Sem guglar o nome “Túlio Vianna”, Dora Kramer interpretou a pergunta do Doutor em Direito pela UFPR, Professor da UFMG e autor de Transparência Pública, Opacidade Privada, a Lula, sobre a possibilidade de nomeações mais, digamos, à esquerda para o STF (enfim, sem citar Konder Comparato, o Túlio fez a pergunta número 1 que eu teria feito) como se Túlio não soubesse o que é separação de poderes, passando, enquanto isso, atestado de não ter, ela, nem vaga notícia sobre o assunto. Ela confundiu prerrogativa presidencial de indicação de Ministros ao STF com suposta violação da separação de poderes.
Tentemos desenhar.
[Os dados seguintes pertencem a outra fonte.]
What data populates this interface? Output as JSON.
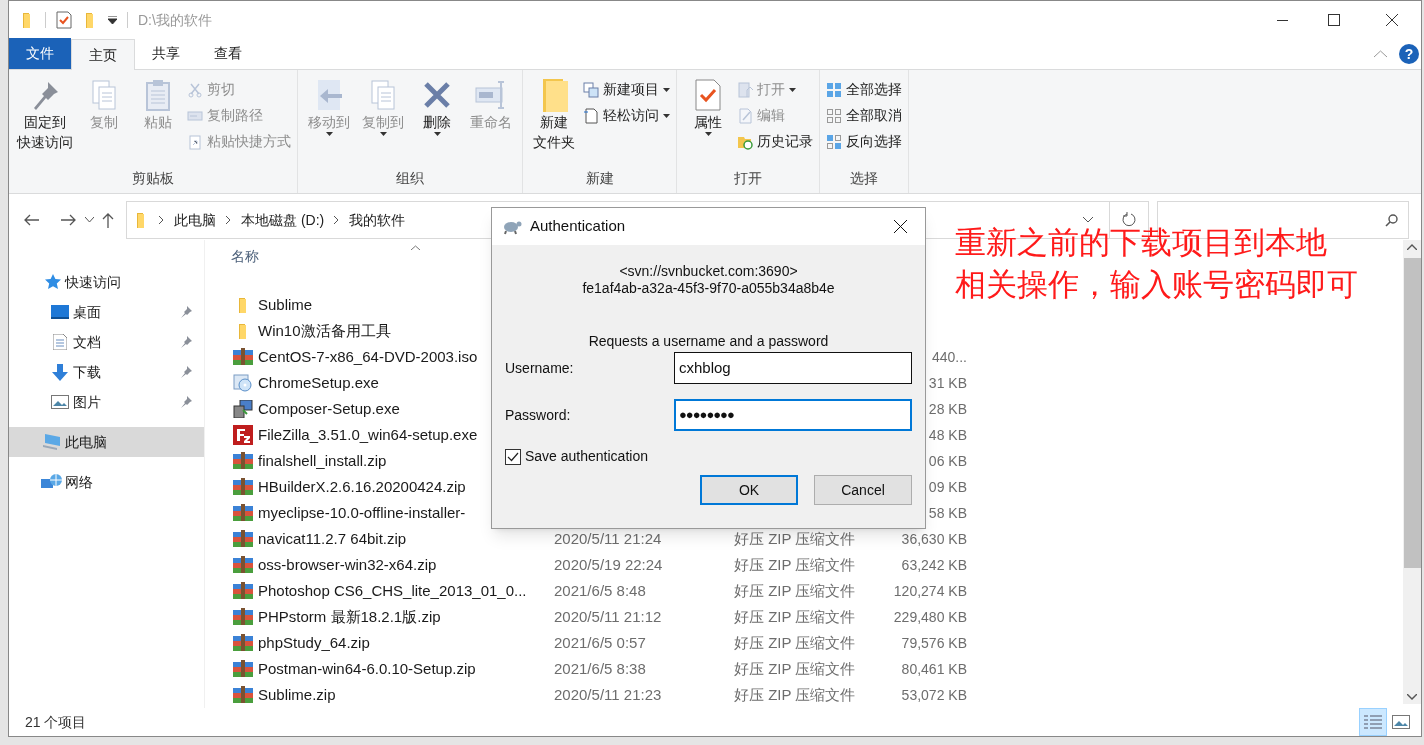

Imagine, leitor, o mico.
Um colunista com QI abaixo da média, de um jornal em decadência, com vendas declinantes, pertencente a um conglomerado que viu reduzidas as suas chances de realizar mutações em bolinhas de papel, interpela o Professor Luiz Antonio Simas para lhe explicar o que é um samba-enredo e qual a diferença entre a Beija-Flor e a Deixa Falar, cometendo, no processo, confusão entre quem foi Noel Rosa e quem é Martinho da Vila.
Esse é o nível do monumental mico que a colunista Dora Kramer pagou esta semana no Estadão.
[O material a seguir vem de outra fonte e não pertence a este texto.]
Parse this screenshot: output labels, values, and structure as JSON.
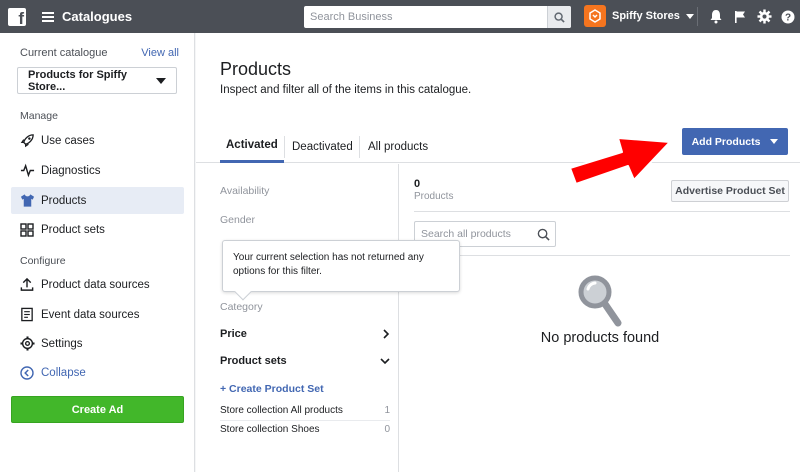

Em qualquer imprensa genuinamente pluralista do mundo, seria abalador ou detonador de carreira, e sobre isso perguntem Arianna Huffington no dia 21 de dezembro, em São Paulo. Acho que ela concordaria. Daí, enfim, que a locução verbal "dar-se conta de", na frase-tese deste post, deva ser lida como signo do seu antônimo: ainda não entenderam nada, é evidente, mas algo neles entendeu.


PS: Ainda sobre o tema deste post, eu gostaria de alistar alguém que entende de programação para uma receita de gerador eletrônico de #Mordalíngua: o mecanismo é muito simples. Visitamos os arquivos de MOSCOU, digitamos "Merval", "Leitão" ou "Cantanhêde" e mandamos a máquina rastrear verbos no futuro ou no condicional. Tudo o que eles preveem dá errado. São a confirmação viva de que "até relógio parado acerta duas vezes ao dia" é só isso, um clichê falso. É perfeitamente possível estar errado sempre. É um talento notável, convenhamos. Mas ele existe.
PSTU (apud NPTO): De forma relacionada ao post, mesmo que tangencialmente, o blog acompanha o zumbido de que o Ministro Paulo Bernardo pode ser o encarregado da Pasta das Comunicações no governo Dilma. O blog tenta ter informação independente e não trafica boatos, mas acompanha com interesse e torcida. Seria excelente combinação de firmeza, tato político e ponderação num ministério chave.
PSTU do B: O Biscoito anuncia, esta semana, três coautores: colunistas convidados que escreverão, cada um, um post quinzenal (os confirmados são dois homens e uma mulher). Ainda estamos em negociações com a quarta convidada.